La première chose qui nous vient à l’esprit aujourd’hui lorsqu’on pense au regard des médias sur la crise, c’est bien entendu la crise économique. Mais avant celle-ci, n’y a-t-il pas un principe de crise, inscrit au cœur même de la machine médiatique? En effet, l’un des rôles du journaliste consiste à expliquer à ses lecteurs une information nouvelle qui, par sa nouveauté même, introduit une « crise » dans les représentations. L’une des missions du journaliste est dès lors de tenter d’analyser cette crise, de faire émerger une cohérence, d’organiser des concepts.

Cette acception du terme, c’est-à-dire une « crise » générée par une situation nouvelle, a été fortement visible lors des attentats du 11 septembre. En effet, face à une rupture totale des repères géopolitiques, c’est la presse qui, la première, a cherché à expliquer ce phénomène en le recadrant dans une série d’événements précédemment survenus, en proposant une série de coupables potentiels, en donnant la parole à des spécialistes… Bref, en proposant aux lecteurs certaines clés pour parvenir à comprendre le monde.

Parmi toutes ces crises, nous le disions, la principale véhiculée actuellement par les médias est sans nul doute celle que traverse l’économie mondiale.
Une polémique existe autour du rôle des médias dans la crise financière. On trouve son origine dans une étude réalisée par le cabinet Gnresearch pour le compte d’Ethic, (un mouvement patronal français). D’après celle-ci, 43% des français pensent que les médias aggravent la crise à force de trop en parler. Selon le Figaro « Cette « surmédiatisation » aurait un double impact. D’une part, elle inciterait les entreprises à geler leurs projets : 65 % des interviewés estiment que les investissements des entreprises sont freinés à cause des médias. D’autre part, elle ralentirait la consommation des particuliers : 43 % des interviewés affirment que leur consommation quotidienne a été freinée du fait de l’information diffusée. Un sentiment plus marqué chez les femmes et les plus de 35 ans. Au final, 65 % des sondés estiment que trop parler de la crise finit par nuire à l’économie » 1.

Cette enquête a suscité pas mal de réactions, en particulier de la part de l’observatoire des médias ACRIMED (Action-Critique-Médias). Il rappelle sur son site Internet 2 que les consommateurs de médias s’aperçoivent bien eux même de l’existence de la crise ( licenciements, crédits plus durs à obtenir…). Il rejoint cependant partiellement les conclusions de l’étude précédemment citée, comme l’explique Jean-Marie Charon : « En agitant le spectre de la crise de 1929 et autres grands mythes inquiétants, il est vrai qu’il y a eu une tendance au catastrophisme, surtout au début.
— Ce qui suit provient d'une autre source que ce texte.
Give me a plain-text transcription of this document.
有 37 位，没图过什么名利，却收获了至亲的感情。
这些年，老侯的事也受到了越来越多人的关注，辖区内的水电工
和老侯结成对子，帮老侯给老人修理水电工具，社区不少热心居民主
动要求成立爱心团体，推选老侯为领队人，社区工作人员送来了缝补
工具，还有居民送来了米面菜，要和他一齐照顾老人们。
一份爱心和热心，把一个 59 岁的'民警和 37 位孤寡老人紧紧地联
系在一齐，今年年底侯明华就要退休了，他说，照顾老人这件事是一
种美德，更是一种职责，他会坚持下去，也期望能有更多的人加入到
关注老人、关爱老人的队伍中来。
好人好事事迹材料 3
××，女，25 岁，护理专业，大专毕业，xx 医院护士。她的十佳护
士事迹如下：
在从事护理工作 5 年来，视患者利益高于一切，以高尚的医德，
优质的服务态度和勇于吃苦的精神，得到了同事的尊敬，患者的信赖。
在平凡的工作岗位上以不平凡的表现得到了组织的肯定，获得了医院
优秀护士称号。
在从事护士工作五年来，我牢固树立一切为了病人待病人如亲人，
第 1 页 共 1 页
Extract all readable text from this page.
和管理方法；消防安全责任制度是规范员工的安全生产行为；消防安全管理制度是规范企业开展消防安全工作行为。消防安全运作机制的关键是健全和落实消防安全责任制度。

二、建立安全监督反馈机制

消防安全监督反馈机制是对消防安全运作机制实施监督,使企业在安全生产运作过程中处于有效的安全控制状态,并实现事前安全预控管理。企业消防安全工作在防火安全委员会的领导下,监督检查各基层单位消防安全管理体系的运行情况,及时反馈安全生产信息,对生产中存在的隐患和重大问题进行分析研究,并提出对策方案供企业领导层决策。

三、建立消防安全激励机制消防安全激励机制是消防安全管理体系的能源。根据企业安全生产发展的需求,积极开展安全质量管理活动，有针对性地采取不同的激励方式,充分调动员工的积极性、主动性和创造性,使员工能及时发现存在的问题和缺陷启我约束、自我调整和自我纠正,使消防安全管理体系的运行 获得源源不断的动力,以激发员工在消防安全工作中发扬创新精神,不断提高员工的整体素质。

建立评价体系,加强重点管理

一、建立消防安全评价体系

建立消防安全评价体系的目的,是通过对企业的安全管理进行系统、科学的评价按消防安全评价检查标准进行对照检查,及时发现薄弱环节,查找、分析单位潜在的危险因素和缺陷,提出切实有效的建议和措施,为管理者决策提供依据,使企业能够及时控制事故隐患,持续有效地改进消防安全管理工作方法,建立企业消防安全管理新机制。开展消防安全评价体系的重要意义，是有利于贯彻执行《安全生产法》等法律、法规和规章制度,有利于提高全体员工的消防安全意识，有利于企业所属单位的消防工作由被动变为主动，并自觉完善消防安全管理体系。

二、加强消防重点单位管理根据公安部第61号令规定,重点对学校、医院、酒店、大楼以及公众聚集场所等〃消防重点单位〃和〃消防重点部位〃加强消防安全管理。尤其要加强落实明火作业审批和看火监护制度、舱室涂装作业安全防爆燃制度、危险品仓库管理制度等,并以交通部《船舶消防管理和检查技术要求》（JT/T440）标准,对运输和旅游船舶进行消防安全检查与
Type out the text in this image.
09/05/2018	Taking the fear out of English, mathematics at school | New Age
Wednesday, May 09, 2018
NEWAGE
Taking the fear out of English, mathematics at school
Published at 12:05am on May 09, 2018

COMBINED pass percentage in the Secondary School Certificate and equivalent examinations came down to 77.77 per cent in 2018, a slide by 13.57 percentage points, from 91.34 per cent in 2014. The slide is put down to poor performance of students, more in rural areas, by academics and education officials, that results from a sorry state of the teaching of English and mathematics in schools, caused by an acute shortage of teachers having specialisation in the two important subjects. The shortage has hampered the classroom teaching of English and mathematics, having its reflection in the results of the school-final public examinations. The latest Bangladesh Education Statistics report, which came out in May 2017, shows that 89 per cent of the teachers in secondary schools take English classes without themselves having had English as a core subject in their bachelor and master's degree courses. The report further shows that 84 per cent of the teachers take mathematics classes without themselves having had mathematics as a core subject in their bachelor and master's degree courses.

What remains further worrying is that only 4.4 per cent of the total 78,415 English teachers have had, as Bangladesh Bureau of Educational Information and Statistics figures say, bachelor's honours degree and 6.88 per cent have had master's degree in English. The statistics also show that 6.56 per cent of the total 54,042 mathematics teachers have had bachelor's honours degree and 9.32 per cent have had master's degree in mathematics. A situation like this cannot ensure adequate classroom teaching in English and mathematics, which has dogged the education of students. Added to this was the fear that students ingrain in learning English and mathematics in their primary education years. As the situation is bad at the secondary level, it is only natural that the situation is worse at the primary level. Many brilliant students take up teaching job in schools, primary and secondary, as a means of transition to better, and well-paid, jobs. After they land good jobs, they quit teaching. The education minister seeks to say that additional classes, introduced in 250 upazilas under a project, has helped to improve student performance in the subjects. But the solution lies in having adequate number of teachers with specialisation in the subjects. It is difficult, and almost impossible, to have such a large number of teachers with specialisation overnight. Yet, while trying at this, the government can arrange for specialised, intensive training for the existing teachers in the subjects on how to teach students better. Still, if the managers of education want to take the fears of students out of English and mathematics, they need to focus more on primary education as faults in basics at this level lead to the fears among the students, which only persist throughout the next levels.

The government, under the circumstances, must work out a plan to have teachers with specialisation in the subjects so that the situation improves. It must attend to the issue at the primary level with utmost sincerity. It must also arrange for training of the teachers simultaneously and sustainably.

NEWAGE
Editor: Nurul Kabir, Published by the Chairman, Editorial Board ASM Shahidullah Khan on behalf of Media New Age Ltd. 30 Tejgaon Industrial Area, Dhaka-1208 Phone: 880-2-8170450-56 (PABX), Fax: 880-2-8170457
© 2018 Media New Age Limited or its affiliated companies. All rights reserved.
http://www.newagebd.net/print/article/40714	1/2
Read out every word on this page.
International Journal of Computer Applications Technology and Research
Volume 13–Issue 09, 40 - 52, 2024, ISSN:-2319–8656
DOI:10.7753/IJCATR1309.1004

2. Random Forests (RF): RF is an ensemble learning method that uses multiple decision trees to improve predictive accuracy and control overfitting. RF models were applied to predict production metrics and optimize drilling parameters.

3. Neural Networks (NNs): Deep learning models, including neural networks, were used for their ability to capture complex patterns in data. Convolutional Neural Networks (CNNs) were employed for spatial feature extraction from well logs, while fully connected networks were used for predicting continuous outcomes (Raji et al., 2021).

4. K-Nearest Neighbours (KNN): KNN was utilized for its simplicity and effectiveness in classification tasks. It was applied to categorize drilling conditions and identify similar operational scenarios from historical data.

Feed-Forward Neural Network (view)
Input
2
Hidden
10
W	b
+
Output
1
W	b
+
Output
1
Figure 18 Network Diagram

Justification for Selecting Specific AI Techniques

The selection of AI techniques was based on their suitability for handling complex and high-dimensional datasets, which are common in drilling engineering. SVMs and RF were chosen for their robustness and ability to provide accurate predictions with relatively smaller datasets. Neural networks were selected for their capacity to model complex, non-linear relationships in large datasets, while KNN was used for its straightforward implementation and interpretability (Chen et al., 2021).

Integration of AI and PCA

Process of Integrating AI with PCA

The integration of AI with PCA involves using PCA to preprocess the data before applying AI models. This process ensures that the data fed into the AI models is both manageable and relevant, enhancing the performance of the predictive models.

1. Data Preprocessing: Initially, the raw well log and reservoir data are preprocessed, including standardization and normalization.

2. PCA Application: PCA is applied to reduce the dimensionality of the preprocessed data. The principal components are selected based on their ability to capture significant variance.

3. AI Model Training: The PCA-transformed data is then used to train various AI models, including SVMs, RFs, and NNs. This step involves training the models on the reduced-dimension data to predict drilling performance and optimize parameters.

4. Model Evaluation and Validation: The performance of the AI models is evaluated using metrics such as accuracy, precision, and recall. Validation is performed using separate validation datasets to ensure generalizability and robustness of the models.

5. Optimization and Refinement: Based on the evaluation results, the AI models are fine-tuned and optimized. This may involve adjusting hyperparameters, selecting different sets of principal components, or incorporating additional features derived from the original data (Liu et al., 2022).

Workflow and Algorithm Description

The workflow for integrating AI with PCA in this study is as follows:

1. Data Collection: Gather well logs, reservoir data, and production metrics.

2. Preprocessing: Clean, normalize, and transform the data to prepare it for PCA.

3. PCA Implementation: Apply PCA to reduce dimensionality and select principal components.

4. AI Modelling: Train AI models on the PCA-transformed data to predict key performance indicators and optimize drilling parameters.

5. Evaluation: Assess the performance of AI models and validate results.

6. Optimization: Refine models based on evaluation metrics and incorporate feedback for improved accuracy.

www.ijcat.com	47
Certains médias, comme les radios et les télés, paient le manque de culture économique de certains journalistes, qui font des parallèles sans en comprendre la parfaite pertinence ».

Cette analyse est également celle de Robert Rochefort, président du CREDOC (Centre de Recherche pour l’Etude et l’Observation des Conditions de vie) : « La vision des médias est sans doute plus sombre que la réalité ne le sera. D’une part, car ils sont très influencés par des décisions microéconomiques telles que les fermetures d’usines. D’autre part, parce que la France sera moins touchée car c’est un pays où la sphère publique est très importante et joue le rôle d’amortisseur automatique. Enfin, parce que la crise n’est pas seule responsable du ralentissement de la consommation qui s’amorce. L’effondrement des ventes de voitures, par exemple, correspond aussi à un changement de mentalités à l’heure du défi écologique ».

Les médias, en plus de devoir
expliquer la crise, doivent y faire face. De fait, on parle de plus en plus de « crise de la presse ». Cette crise a des origines multiples : l’éclosion de la presse gratuite, l’apparition des sites en lignes (66% des belges utilisent le net sur une base hebdomadaire), les nouvelles technologies de l’image, les pertes de revenus publicitaires…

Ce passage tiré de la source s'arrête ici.